Sony anunció que PlayStation 5 ya alcanzó los 95.3 millones de unidades enviadas a nivel mundial, después de colocar 1.6 millones de consolas durante los tres meses que terminaron el 30 de junio de 2026. La cifra demuestra que la consola continúa teniendo una enorme presencia en el mercado, aunque también representa una caída de 900,000 unidades respecto al mismo periodo del año fiscal anterior. PlayStation Network, por su parte, alcanzó los 125 millones de usuarios activos mensuales, mientras que las ventas combinadas de software de PS5 y PS4 llegaron a 66.1 millones de unidades. Sobre el papel, Sony tiene motivos para presumir de sus números, pero hay una decisión de la compañía que termina opacando completamente estos resultados: su intención de acabar con los juegos físicos.
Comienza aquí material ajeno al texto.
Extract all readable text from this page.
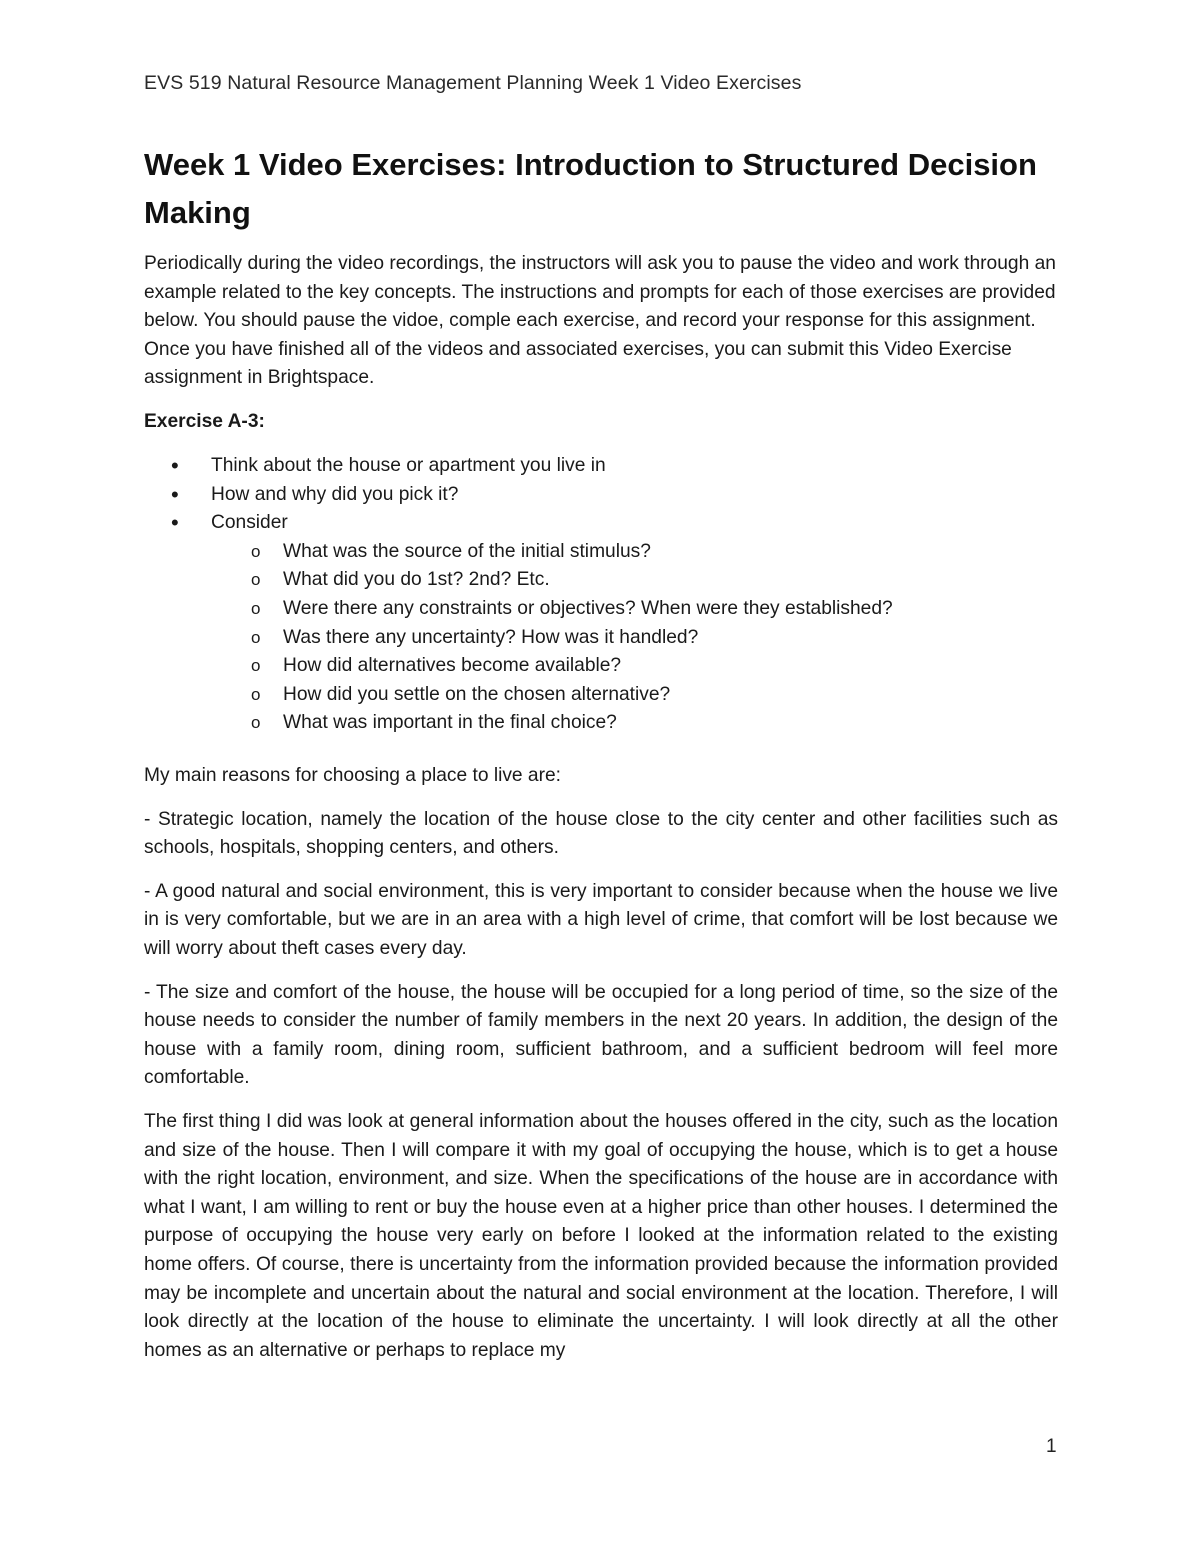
EVS 519 Natural Resource Management Planning Week 1 Video Exercises
Week 1 Video Exercises: Introduction to Structured Decision Making

Periodically during the video recordings, the instructors will ask you to pause the video and work through an example related to the key concepts. The instructions and prompts for each of those exercises are provided below. You should pause the vidoe, comple each exercise, and record your response for this assignment. Once you have finished all of the videos and associated exercises, you can submit this Video Exercise assignment in Brightspace.

Exercise A-3:

• Think about the house or apartment you live in
• How and why did you pick it?
• Consider
o What was the source of the initial stimulus?
o What did you do 1st? 2nd? Etc.
o Were there any constraints or objectives? When were they established?
o Was there any uncertainty? How was it handled?
o How did alternatives become available?
o How did you settle on the chosen alternative?
o What was important in the final choice?

My main reasons for choosing a place to live are:

- Strategic location, namely the location of the house close to the city center and other facilities such as schools, hospitals, shopping centers, and others.

- A good natural and social environment, this is very important to consider because when the house we live in is very comfortable, but we are in an area with a high level of crime, that comfort will be lost because we will worry about theft cases every day.

- The size and comfort of the house, the house will be occupied for a long period of time, so the size of the house needs to consider the number of family members in the next 20 years. In addition, the design of the house with a family room, dining room, sufficient bathroom, and a sufficient bedroom will feel more comfortable.

The first thing I did was look at general information about the houses offered in the city, such as the location and size of the house. Then I will compare it with my goal of occupying the house, which is to get a house with the right location, environment, and size. When the specifications of the house are in accordance with what I want, I am willing to rent or buy the house even at a higher price than other houses. I determined the purpose of occupying the house very early on before I looked at the information related to the existing home offers. Of course, there is uncertainty from the information provided because the information provided may be incomplete and uncertain about the natural and social environment at the location. Therefore, I will look directly at the location of the house to eliminate the uncertainty. I will look directly at all the other homes as an alternative or perhaps to replace my

1
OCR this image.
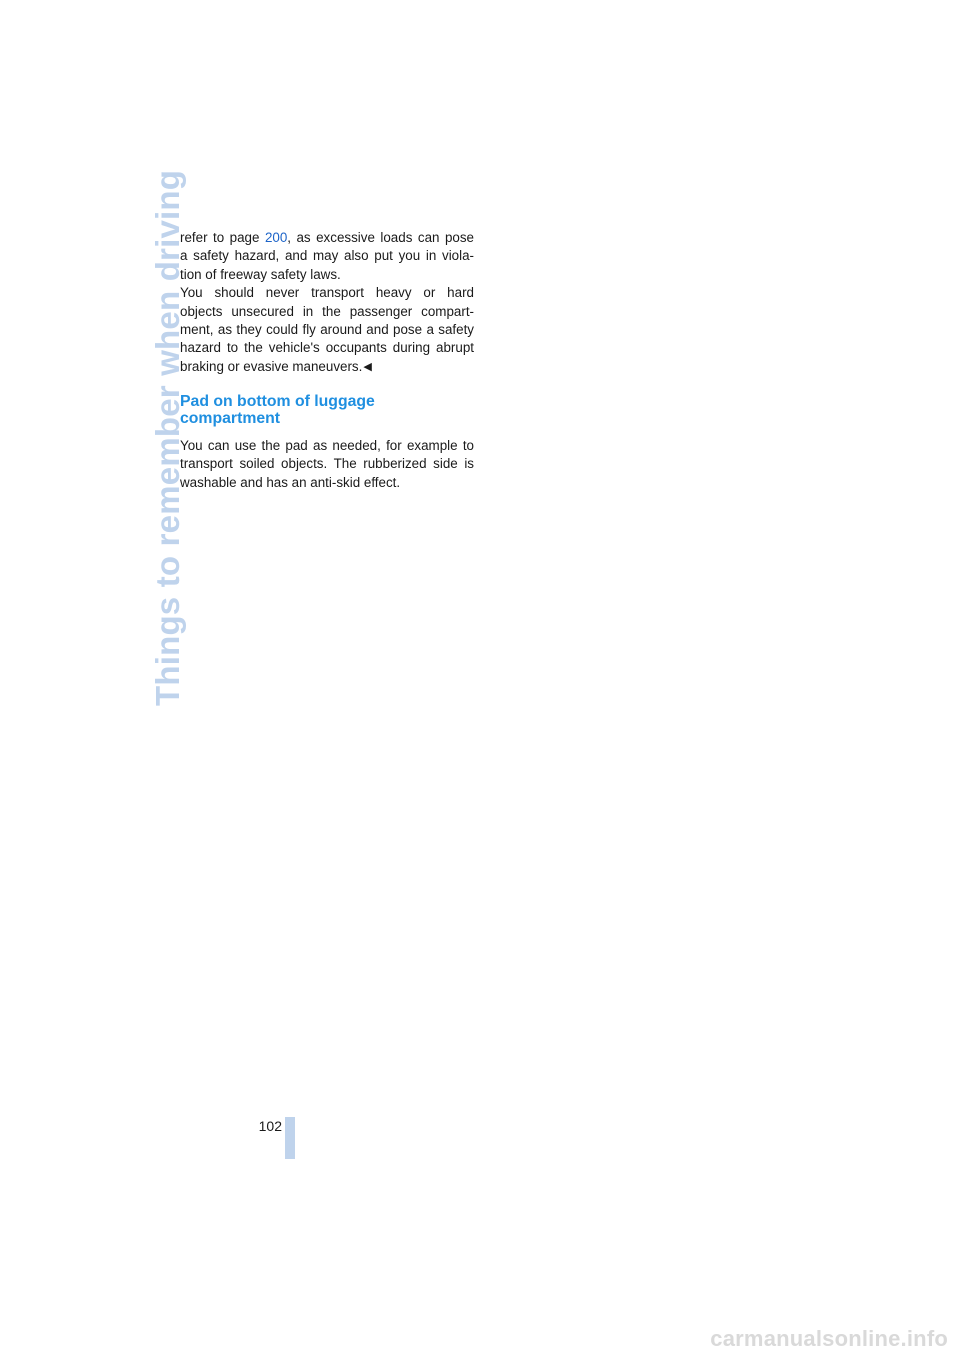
Things to remember when driving

refer to page 200, as excessive loads can pose
a safety hazard, and may also put you in viola-
tion of freeway safety laws.

You should never transport heavy or hard
objects unsecured in the passenger compart-
ment, as they could fly around and pose a safety
hazard to the vehicle's occupants during abrupt
braking or evasive maneuvers.◀

Pad on bottom of luggage
compartment

You can use the pad as needed, for example to
transport soiled objects. The rubberized side is
washable and has an anti-skid effect.

102
carmanualsonline.info
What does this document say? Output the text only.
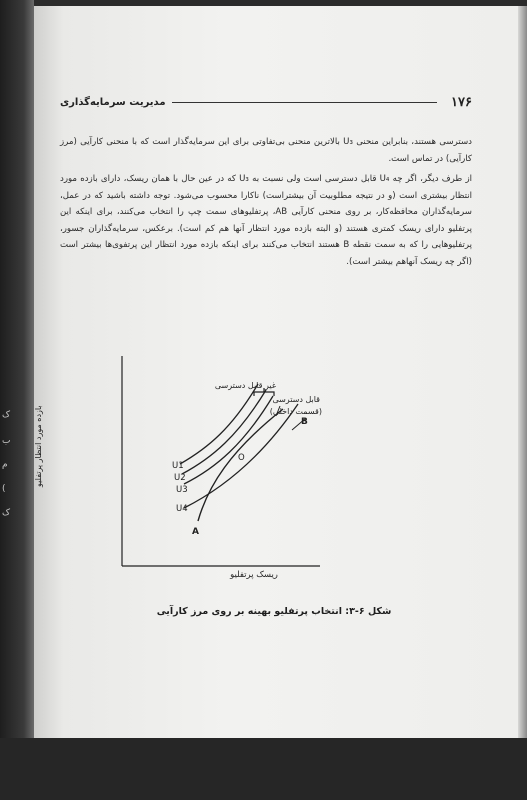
ک
ب
م
(
ک
۱۷۶
مدیریت سرمایه‌گذاری
دسترسی هستند، بنابراین منحنی U₃ بالاترین منحنی بی‌تفاوتی برای این سرمایه‌گذار است که با منحنی کارآیی (مرز کارآیی) در تماس است.
از طرف دیگر، اگر چه U₄ قابل دسترسی است ولی نسبت به U₃ که در عین حال با همان ریسک، دارای بازده مورد انتظار بیشتری است (و در نتیجه مطلوبیت آن بیشتراست) ناکارا محسوب می‌شود. توجه داشته باشید که در عمل، سرمایه‌گذاران محافظه‌کار، بر روی منحنی کارآیی AB، پرتفلیوهای سمت چپ را انتخاب می‌کنند، برای اینکه این پرتفلیو دارای ریسک کمتری هستند (و البته بازده مورد انتظار آنها هم کم است). برعکس، سرمایه‌گذاران جسور، پرتفلیوهایی را که به سمت نقطه B هستند انتخاب می‌کنند برای اینکه بازده مورد انتظار این پرتفوی‌ها بیشتر است (اگر چه ریسک آنهاهم بیشتر است).
بازده مورد انتظار پرتفلیو
غیر قابل دسترسی
قابل دسترسی
(قسمت داخلی)
U1
U2
U3
U4
O
B
A
ریسک پرتفلیو
شکل ۶-۳: انتخاب پرتفلیو بهینه بر روی مرز کارآیی
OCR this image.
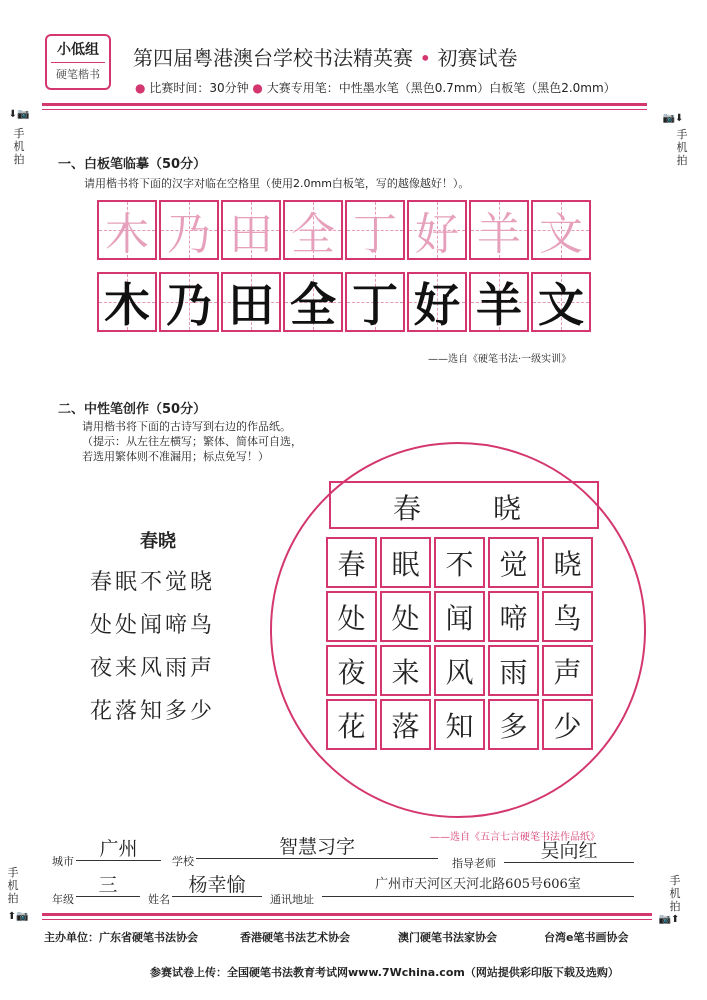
小低组
硬笔楷书
第四届粤港澳台学校书法精英赛 • 初赛试卷
● 比赛时间：30分钟 ● 大赛专用笔：中性墨水笔（黑色0.7mm）白板笔（黑色2.0mm）
⬇📷
手机拍
📷⬇
手机拍
手机拍
⬆📷
手机拍
📷⬆
一、白板笔临摹（50分）
请用楷书将下面的汉字对临在空格里（使用2.0mm白板笔，写的越像越好！）。
木 乃 田 全 丁 好 羊 文
木 乃 田 全 丁 好 羊 文
——选自《硬笔书法·一级实训》
二、中性笔创作（50分）
请用楷书将下面的古诗写到右边的作品纸。
（提示：从左往左横写；繁体、简体可自选，
若选用繁体则不准漏用；标点免写！）
春晓
春眠不觉晓
处处闻啼鸟
夜来风雨声
花落知多少
春	晓
春 眠 不 觉 晓
处 处 闻 啼 鸟
夜 来 风 雨 声
花 落 知 多 少
——选自《五言七言硬笔书法作品纸》
城市
广州
学校
智慧习字
指导老师
吴向红
年级
三
姓名
杨幸愉
通讯地址
广州市天河区天河北路605号606室
主办单位：广东省硬笔书法协会	香港硬笔书法艺术协会	澳门硬笔书法家协会	台湾e笔书画协会
参赛试卷上传：全国硬笔书法教育考试网www.7Wchina.com（网站提供彩印版下载及选购）
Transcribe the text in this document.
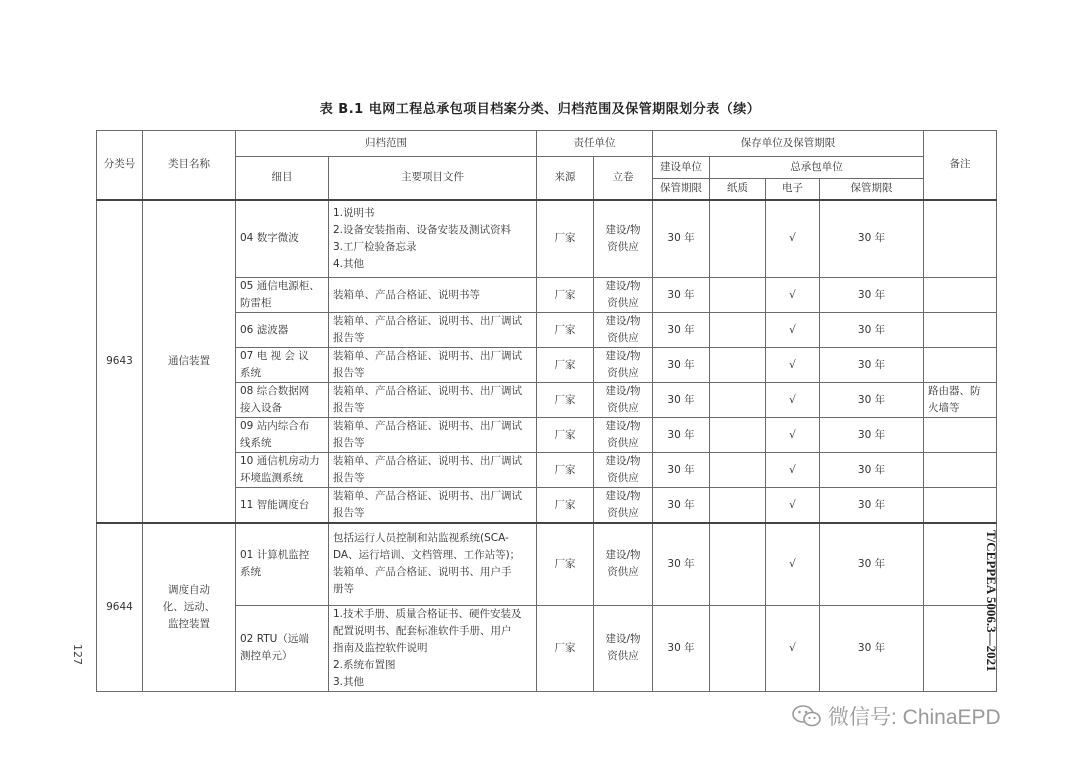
表 B.1 电网工程总承包项目档案分类、归档范围及保管期限划分表（续）
分类号	类目名称	归档范围		责任单位		保存单位及保管期限				备注
		细目	主要项目文件	来源	立卷	建设单位	总承包单位			
						保管期限	纸质	电子	保管期限	
9643	通信装置	04 数字微波	1.说明书
2.设备安装指南、设备安装及测试资料
3.工厂检验备忘录
4.其他	厂家	建设/物
资供应	30 年		√	30 年	

		05 通信电源柜、
防雷柜	装箱单、产品合格证、说明书等	厂家	建设/物
资供应	30 年		√	30 年	

		06 滤波器	装箱单、产品合格证、说明书、出厂调试
报告等	厂家	建设/物
资供应	30 年		√	30 年	

		07 电 视 会 议
系统	装箱单、产品合格证、说明书、出厂调试
报告等	厂家	建设/物
资供应	30 年		√	30 年	

		08 综合数据网
接入设备	装箱单、产品合格证、说明书、出厂调试
报告等	厂家	建设/物
资供应	30 年		√	30 年	路由器、防
火墙等

		09 站内综合布
线系统	装箱单、产品合格证、说明书、出厂调试
报告等	厂家	建设/物
资供应	30 年		√	30 年	

		10 通信机房动力
环境监测系统	装箱单、产品合格证、说明书、出厂调试
报告等	厂家	建设/物
资供应	30 年		√	30 年	

		11 智能调度台	装箱单、产品合格证、说明书、出厂调试
报告等	厂家	建设/物
资供应	30 年		√	30 年	
9644	调度自动
化、远动、
监控装置	01 计算机监控
系统	包括运行人员控制和站监视系统(SCA-
DA、运行培训、文档管理、工作站等)；
装箱单、产品合格证、说明书、用户手
册等	厂家	建设/物
资供应	30 年		√	30 年	

		02 RTU（远端
测控单元）	1.技术手册、质量合格证书、硬件安装及
配置说明书、配套标准软件手册、用户
指南及监控软件说明
2.系统布置图
3.其他	厂家	建设/物
资供应	30 年		√	30 年	
127	T/CEPPEA 5006.3—2021
微信号: ChinaEPD
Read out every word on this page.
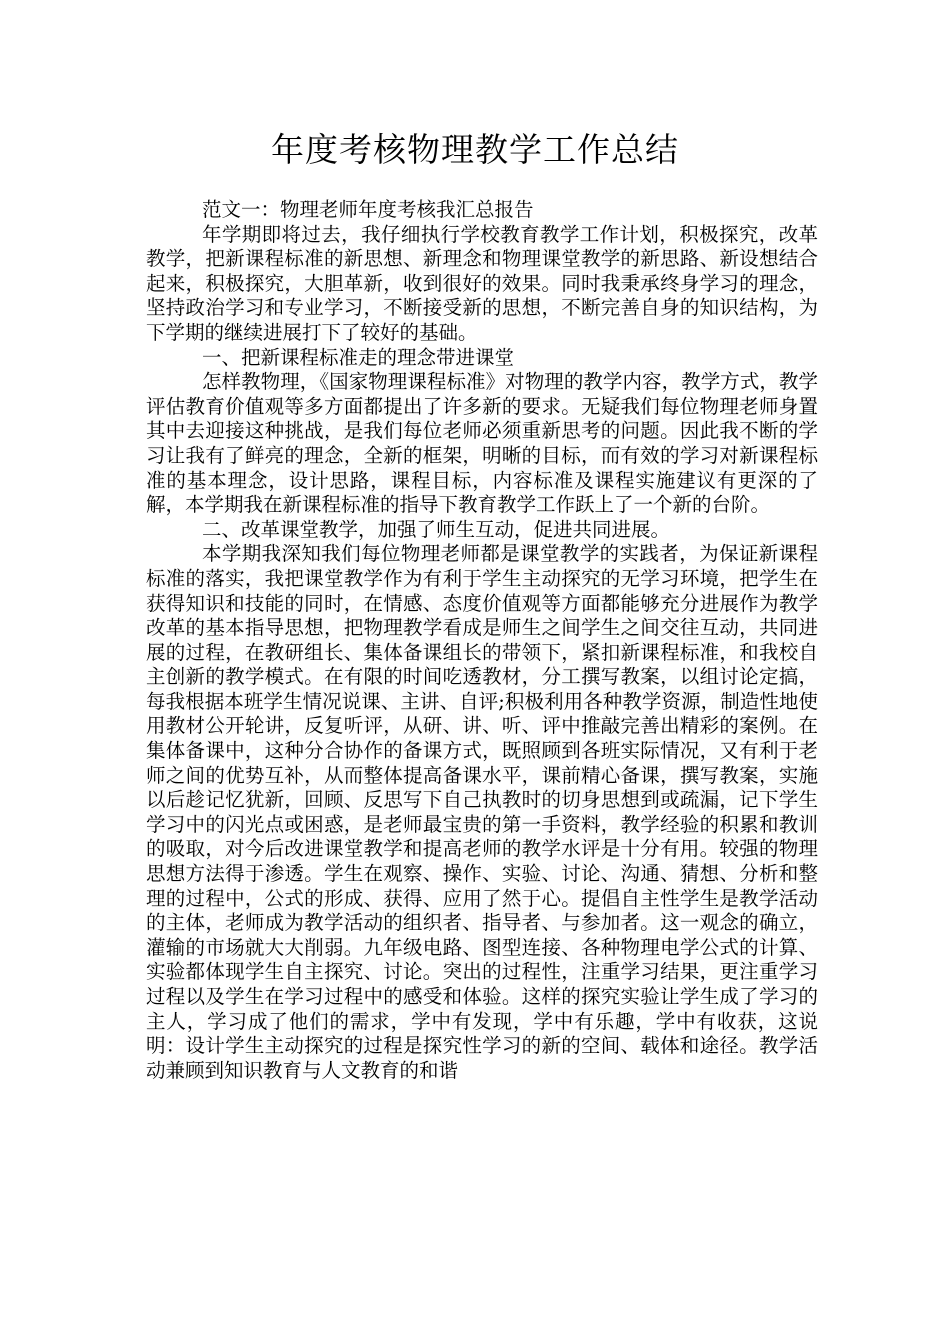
年度考核物理教学工作总结

范文一：物理老师年度考核我汇总报告

年学期即将过去，我仔细执行学校教育教学工作计划，积极探究，改革教学，把新课程标准的新思想、新理念和物理课堂教学的新思路、新设想结合起来，积极探究，大胆革新，收到很好的效果。同时我秉承终身学习的理念，坚持政治学习和专业学习，不断接受新的思想，不断完善自身的知识结构，为下学期的继续进展打下了较好的基础。

一、把新课程标准走的理念带进课堂

怎样教物理，《国家物理课程标准》对物理的教学内容，教学方式，教学评估教育价值观等多方面都提出了许多新的要求。无疑我们每位物理老师身置其中去迎接这种挑战，是我们每位老师必须重新思考的问题。因此我不断的学习让我有了鲜亮的理念，全新的框架，明晰的目标，而有效的学习对新课程标准的基本理念，设计思路，课程目标，内容标准及课程实施建议有更深的了解，本学期我在新课程标准的指导下教育教学工作跃上了一个新的台阶。

二、改革课堂教学，加强了师生互动，促进共同进展。

本学期我深知我们每位物理老师都是课堂教学的实践者，为保证新课程标准的落实，我把课堂教学作为有利于学生主动探究的无学习环境，把学生在获得知识和技能的同时，在情感、态度价值观等方面都能够充分进展作为教学改革的基本指导思想，把物理教学看成是师生之间学生之间交往互动，共同进展的过程，在教研组长、集体备课组长的带领下，紧扣新课程标准，和我校自主创新的教学模式。在有限的时间吃透教材，分工撰写教案，以组讨论定搞，每我根据本班学生情况说课、主讲、自评;积极利用各种教学资源，制造性地使用教材公开轮讲，反复听评，从研、讲、听、评中推敲完善出精彩的案例。在集体备课中，这种分合协作的备课方式，既照顾到各班实际情况，又有利于老师之间的优势互补，从而整体提高备课水平，课前精心备课，撰写教案，实施以后趁记忆犹新，回顾、反思写下自己执教时的切身思想到或疏漏，记下学生学习中的闪光点或困惑，是老师最宝贵的第一手资料，教学经验的积累和教训的吸取，对今后改进课堂教学和提高老师的教学水评是十分有用。较强的物理思想方法得于渗透。学生在观察、操作、实验、讨论、沟通、猜想、分析和整理的过程中，公式的形成、获得、应用了然于心。提倡自主性学生是教学活动的主体，老师成为教学活动的组织者、指导者、与参加者。这一观念的确立，灌输的市场就大大削弱。九年级电路、图型连接、各种物理电学公式的计算、实验都体现学生自主探究、讨论。突出的过程性，注重学习结果，更注重学习过程以及学生在学习过程中的感受和体验。这样的探究实验让学生成了学习的主人，学习成了他们的需求，学中有发现，学中有乐趣，学中有收获，这说明：设计学生主动探究的过程是探究性学习的新的空间、载体和途径。教学活动兼顾到知识教育与人文教育的和谐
Durante la presentación de resultados, el director financiero de Sony Group, Lin Tao, confirmó que la compañía seguirá adelante con su polémica decisión de dejar de fabricar discos físicos de juegos de PlayStation a partir de enero de 2028. Tao aseguró que Sony recibió “diversas opiniones” y que existen “fuertes posturas” dentro de la comunidad, afirmando incluso que la compañía comprende el vínculo emocional que los jugadores tienen con sus juegos y sus recuerdos. Sin embargo, después de reconocer todo esto, la respuesta de Sony es básicamente seguir adelante con el plan. La compañía habla de una transición “cuidadosa” hacia el futuro digital, pero para muchos jugadores esto se siente más como una decisión tomada de antemano en la que sus opiniones simplemente fueron escuchadas para después ser ignoradas. ¿De qué sirve decir que entienden a la comunidad si, finalmente, hacen exactamente lo que los jugadores les están pidiendo que no hagan?
Y aquí es donde los 95.3 millones de PS5 dejan de ser una cifra tan impresionante como Sony quisiera hacer creer. Una consola puede vender decenas de millones de unidades y aun así tomar decisiones que perjudiquen la relación con sus propios usuarios, especialmente cuando hablamos de preservar la propiedad y conservación de los videojuegos. El formato físico permite conservar una colección, prestar un juego, revenderlo, encontrar copias años después y, dependiendo del título, acceder a una versión que no depende completamente de que una tienda digital siga funcionando. Sony, en cambio, continúa empujando a PlayStation hacia un ecosistema donde la compañía controla cada vez más cómo, dónde y durante cuánto tiempo podemos acceder a nuestros juegos. Los jugadores ya dejaron claro que no quieren perder el formato físico, pero Sony parece estar más interesado en las ventajas económicas del ecosistema digital que en escuchar realmente a quienes hicieron de PlayStation una de las marcas más importantes de la industria. Y por mucho que Sony celebre sus millones de consolas vendidas, esta decisión podría terminar siendo mucho más recordada que cualquier cifra presentada en sus resultados financieros.